The IBNS Bank Note of the Year is awarded to the banknote which, in the eyes of the judges, has a high level of artistic merit, an imaginative design, and features that present the best of modern security printing (taking into account the value of the note). The Comoran 1,000-franc note impressed the judges with innovative design, well-balanced color, and sensible use of modern security features.
The front of the 1,000-franc note is dominated by a coelacanth, a pre-historic fish long thought to be extinct, that was found living in the waters off the Comoros in recent years. Its discovery put the Comoros at the centre of the scientific world for a short time and remains one of the small country’s claims to fame. Below the piscine curiosity is an aerial view of several islands that make up the country. Predominantly blue, there are red and green elements to the design on the front of the note.
Poetry is common to the entire series of notes to which the 1,000 franc belongs, with a verse appearing on the front and the back of each note. The verse on the front of the 1,000-franc note can be translated from French as:
From our feelings, what you expect I understood
For it is a love that is so absolutely exclusive
That, not to lose you, I hereby consent.
Truthfully, it will be a love
That our times have never seen.
Continued on the back of the note is a further verse which translates as:
I claim these different names which are ours
and if I speak the rainbow
It is to better greet our Indian Ocean sea-mother
whose waves of pleasures brings
to insularity abundance and joy
The final line below the verse identifies the author, Mab Elhad, and the book in which his verse appears: Kaulu la Mwando (meaning First Word in the Comoran language). The book was published in 2004 and the verses of the author, a Comoran policeman, celebrate his Comoran life and nationality.
The back of the award-winning note is dominated by a Comoran man in a canoe, surrounded by red and blue designs of differing character. While the name of the issuing authority is in Arabic on the back of the note, the warning to counterfeiters is in French (reflecting the nation’s French past).
Despite a low face value (approximately US$2.70 at current exchange rates), the 1,000-franc note sports an impressive array of security features. Portions of the design are printed with the intaglio process, imparting a tactile element to the raised ink, along with the latent image created by the BCC embossed above the signatures. Counterfeiting is made more difficult through the use of microtext, incorporation of a perfect-registration device, and the inclusion of Omron rings. The paper contains an embedded security strip that fluoresces under UV light, and a watermark of a crescent moon, four stars, and the letters BCC. Finally there is an iridescent band on the front of the note that can be seen only when tilting the note at an angle to the light.

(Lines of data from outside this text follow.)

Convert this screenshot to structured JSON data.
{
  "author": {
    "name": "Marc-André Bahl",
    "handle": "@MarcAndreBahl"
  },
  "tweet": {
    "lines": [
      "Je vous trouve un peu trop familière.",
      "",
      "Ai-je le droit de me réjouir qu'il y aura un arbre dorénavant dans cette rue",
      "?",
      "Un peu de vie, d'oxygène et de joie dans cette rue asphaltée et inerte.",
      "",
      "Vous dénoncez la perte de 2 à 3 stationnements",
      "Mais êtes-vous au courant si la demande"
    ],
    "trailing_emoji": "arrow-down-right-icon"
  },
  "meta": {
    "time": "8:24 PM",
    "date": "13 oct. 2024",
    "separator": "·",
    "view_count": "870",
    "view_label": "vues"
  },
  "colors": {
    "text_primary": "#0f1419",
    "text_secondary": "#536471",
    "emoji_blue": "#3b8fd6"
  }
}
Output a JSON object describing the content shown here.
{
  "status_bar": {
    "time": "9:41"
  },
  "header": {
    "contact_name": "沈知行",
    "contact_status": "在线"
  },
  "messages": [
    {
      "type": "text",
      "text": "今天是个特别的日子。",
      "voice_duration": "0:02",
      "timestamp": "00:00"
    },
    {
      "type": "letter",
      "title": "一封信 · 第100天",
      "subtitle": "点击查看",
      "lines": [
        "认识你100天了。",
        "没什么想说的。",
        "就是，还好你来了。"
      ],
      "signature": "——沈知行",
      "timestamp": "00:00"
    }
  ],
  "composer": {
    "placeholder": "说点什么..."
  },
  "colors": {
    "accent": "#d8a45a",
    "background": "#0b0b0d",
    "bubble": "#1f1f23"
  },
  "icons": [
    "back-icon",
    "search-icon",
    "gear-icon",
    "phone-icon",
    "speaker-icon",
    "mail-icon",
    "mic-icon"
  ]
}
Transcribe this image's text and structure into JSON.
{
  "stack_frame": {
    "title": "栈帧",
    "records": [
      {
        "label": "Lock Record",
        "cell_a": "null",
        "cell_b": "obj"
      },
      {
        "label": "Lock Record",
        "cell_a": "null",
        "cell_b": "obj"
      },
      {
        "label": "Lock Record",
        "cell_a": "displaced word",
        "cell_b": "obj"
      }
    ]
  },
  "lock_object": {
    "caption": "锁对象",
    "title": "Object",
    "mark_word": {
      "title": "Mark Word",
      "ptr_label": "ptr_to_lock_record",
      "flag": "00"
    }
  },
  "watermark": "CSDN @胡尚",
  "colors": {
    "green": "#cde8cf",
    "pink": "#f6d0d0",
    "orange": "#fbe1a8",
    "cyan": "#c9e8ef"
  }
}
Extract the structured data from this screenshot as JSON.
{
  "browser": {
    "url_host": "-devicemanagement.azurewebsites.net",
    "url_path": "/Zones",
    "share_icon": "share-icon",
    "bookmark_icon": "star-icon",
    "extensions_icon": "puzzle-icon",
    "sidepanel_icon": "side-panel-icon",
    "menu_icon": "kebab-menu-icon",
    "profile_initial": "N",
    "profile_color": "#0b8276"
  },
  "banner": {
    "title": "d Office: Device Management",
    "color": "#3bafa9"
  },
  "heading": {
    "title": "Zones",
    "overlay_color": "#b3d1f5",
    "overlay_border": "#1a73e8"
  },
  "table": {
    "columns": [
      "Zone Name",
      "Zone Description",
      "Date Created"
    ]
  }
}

While the elements of the design, the security features, and the production of the note are not unusual as individual elements, it is the sum of the whole that lifts the note above the ordinary and which made this note a clear winner as the IBNS Bank Note of the Year.
Every nation should strive to create individual masterpieces for their paper money; unfortunately this is not always the case. However, with the issue of the new series by the Comoros, it is pleasing to see that at least one issuing authority is successful in meeting the expectations of banknote enthusiasts around the world. The IBNS congratulates the Banque Centrale des Comores and the designers of its 1,000-franc note.